Ironically, the FrameWork’s report, which uncovers two fundamentally different perspectives on aging in America, illustrates just how dangerously different the same thing can appear.

It also shows how the way we see aging may be shaping what aging is, rather than the other way around.

If you are old, or plan to get old, or love anyone old, I recommend you read this report and think about the implications for us as a society and as individuals. The great thing about their work is that they go beyond what people say, as well as myths and stereotypes about aging, to identify and explore underlying assumptions and ways of thinking.

Bottom line:

  • experts see aging as normal, varied, and distinct from disease and decline, and they can think of many ways in which our policies and approaches can transform aging, increase wellness and independence, productivity and satisfaction
  • the public, by contrast, has a largely negative, individualist, and fatalistic view of aging. They also aren’t aware of how much and how permanently the country is aging, how social and economic choices influence the experience of aging, or the pervasiveness of age bias.

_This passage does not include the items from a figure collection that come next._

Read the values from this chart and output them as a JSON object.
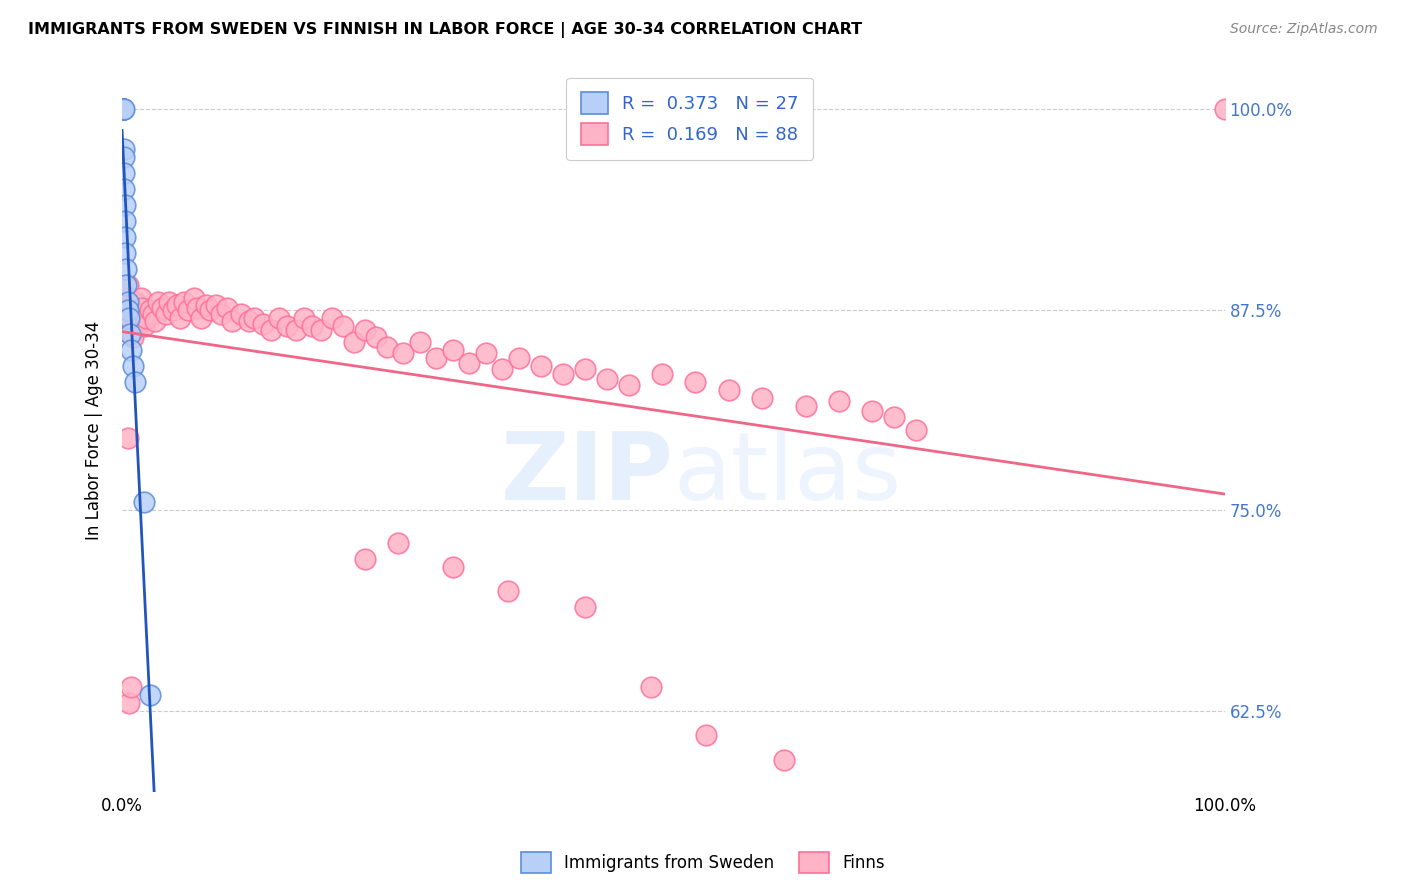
{
  "title": "IMMIGRANTS FROM SWEDEN VS FINNISH IN LABOR FORCE | AGE 30-34 CORRELATION CHART",
  "source": "Source: ZipAtlas.com",
  "ylabel": "In Labor Force | Age 30-34",
  "watermark_part1": "ZIP",
  "watermark_part2": "atlas",
  "legend": {
    "sweden_R": "0.373",
    "sweden_N": "27",
    "finns_R": "0.169",
    "finns_N": "88"
  },
  "blue_face": "#B8D0F8",
  "blue_edge": "#5B8DD9",
  "pink_face": "#FFB3C6",
  "pink_edge": "#FF7099",
  "trend_blue": "#2255BB",
  "trend_pink": "#EE6688",
  "legend_text_color": "#3366CC",
  "right_axis_color": "#4477CC",
  "xlim": [
    0.0,
    1.0
  ],
  "ylim": [
    0.575,
    1.025
  ],
  "yticks": [
    0.625,
    0.75,
    0.875,
    1.0
  ],
  "ytick_labels": [
    "62.5%",
    "75.0%",
    "87.5%",
    "100.0%"
  ],
  "sweden_x": [
    0.0005,
    0.001,
    0.001,
    0.001,
    0.001,
    0.001,
    0.001,
    0.0015,
    0.002,
    0.002,
    0.002,
    0.002,
    0.003,
    0.003,
    0.003,
    0.003,
    0.004,
    0.004,
    0.005,
    0.005,
    0.006,
    0.007,
    0.008,
    0.01,
    0.012,
    0.02,
    0.025
  ],
  "sweden_y": [
    1.0,
    1.0,
    1.0,
    1.0,
    1.0,
    1.0,
    1.0,
    1.0,
    0.975,
    0.97,
    0.96,
    0.95,
    0.94,
    0.93,
    0.92,
    0.91,
    0.9,
    0.89,
    0.88,
    0.875,
    0.87,
    0.86,
    0.85,
    0.84,
    0.83,
    0.755,
    0.635
  ],
  "finns_x": [
    0.003,
    0.004,
    0.004,
    0.005,
    0.005,
    0.006,
    0.007,
    0.007,
    0.008,
    0.008,
    0.009,
    0.01,
    0.01,
    0.011,
    0.012,
    0.013,
    0.014,
    0.015,
    0.016,
    0.017,
    0.018,
    0.019,
    0.02,
    0.022,
    0.025,
    0.028,
    0.03,
    0.033,
    0.036,
    0.04,
    0.043,
    0.046,
    0.05,
    0.053,
    0.056,
    0.06,
    0.065,
    0.068,
    0.072,
    0.076,
    0.08,
    0.085,
    0.09,
    0.095,
    0.1,
    0.108,
    0.115,
    0.12,
    0.128,
    0.135,
    0.142,
    0.15,
    0.158,
    0.165,
    0.172,
    0.18,
    0.19,
    0.2,
    0.21,
    0.22,
    0.23,
    0.24,
    0.255,
    0.27,
    0.285,
    0.3,
    0.315,
    0.33,
    0.345,
    0.36,
    0.38,
    0.4,
    0.42,
    0.44,
    0.46,
    0.49,
    0.52,
    0.55,
    0.58,
    0.62,
    0.65,
    0.68,
    0.7,
    0.72,
    1.0,
    0.005,
    0.006,
    0.008
  ],
  "finns_y": [
    0.88,
    0.885,
    0.875,
    0.89,
    0.87,
    0.882,
    0.878,
    0.865,
    0.872,
    0.86,
    0.868,
    0.875,
    0.858,
    0.87,
    0.88,
    0.875,
    0.868,
    0.878,
    0.872,
    0.882,
    0.876,
    0.868,
    0.865,
    0.87,
    0.875,
    0.872,
    0.868,
    0.88,
    0.876,
    0.872,
    0.88,
    0.875,
    0.878,
    0.87,
    0.88,
    0.875,
    0.882,
    0.876,
    0.87,
    0.878,
    0.875,
    0.878,
    0.872,
    0.876,
    0.868,
    0.872,
    0.868,
    0.87,
    0.866,
    0.862,
    0.87,
    0.865,
    0.862,
    0.87,
    0.865,
    0.862,
    0.87,
    0.865,
    0.855,
    0.862,
    0.858,
    0.852,
    0.848,
    0.855,
    0.845,
    0.85,
    0.842,
    0.848,
    0.838,
    0.845,
    0.84,
    0.835,
    0.838,
    0.832,
    0.828,
    0.835,
    0.83,
    0.825,
    0.82,
    0.815,
    0.818,
    0.812,
    0.808,
    0.8,
    1.0,
    0.795,
    0.63,
    0.64
  ],
  "finns_outliers_x": [
    0.22,
    0.25,
    0.3,
    0.35,
    0.42,
    0.48,
    0.53,
    0.6
  ],
  "finns_outliers_y": [
    0.72,
    0.73,
    0.715,
    0.7,
    0.69,
    0.64,
    0.61,
    0.595
  ]
}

I should mention that FrameWorks got an organizational MacArthur (they of “genius” grant fame) for creative and effective institutions last year, so it seems safe to assume they know what they’re doing (!)

John Beilenson of SCP and I lead a group through the American Geriatrics Society that is working on how we communicate about geriatrics to the public, system leaders, colleagues, trainees, and policymakers. After all, if you’ve been sending out the same message for decades, even if it’s about proven good and important work and is backed up by data, and still most people don’t understand what you do, you have a communications problem.

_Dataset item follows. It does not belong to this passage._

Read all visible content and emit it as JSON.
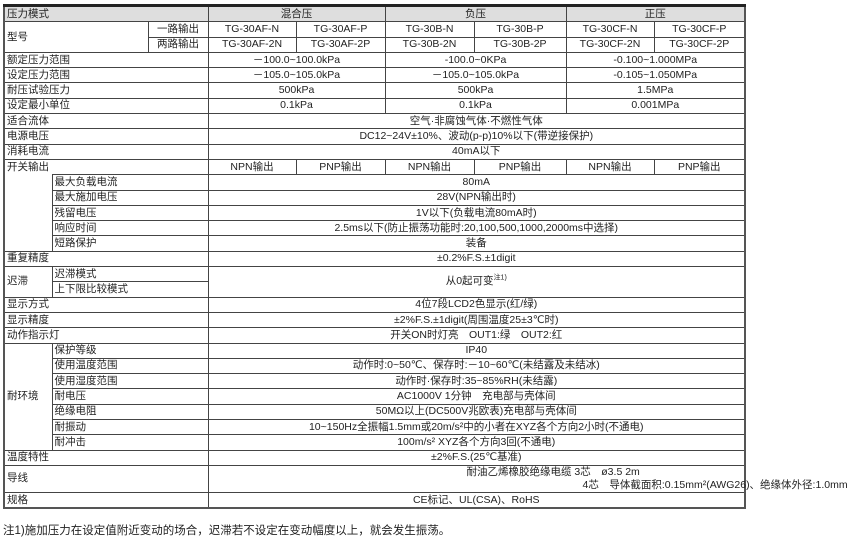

This was made painfully clear a couple of years ago in a (tragic, funny, heartbreaking) video by Hopkins researchers in which they asked Baltimoreans “What is a geriatrician?” Lots of smart people from all walks of life had no clue. They also had some thoughtful and funny guesses. (No, it’s not related to either juries or Ben & Jerry’s ice cream…)

Of course, I also try to do my part by writing. In my recent piece for the Narrative Matters section of Health Affairs, I did that writerly thing of trying to ‘show’ what’s different about geriatrics while also telling the story of my chance encounter with a terrific octogenarian.

Today, the Washington Post published a slightly shorter version of the same essay with a picture that strikes me as a sort of Rorschach test of one’s feelings about aging:

I see this and love it – and not just because the doctor in it resembles a somewhat younger, taller me. I love it because i see the walker and the white hair but because i met this woman, so I also know she was smart and funny and only just then retiring and figuring out what to do next in her life.

I am biased, to be sure. But the FrameWorks people aren’t. They research all kinds of issues. And their report, the first in a series, should be mandatory reading for anyone who thinks ‘silver tsunami’ is an apt term for the aging of our population, or that being old = being ill and useless, or that aging is a private, individual issue, not one that can be shaped – and improved – by our choices as a society.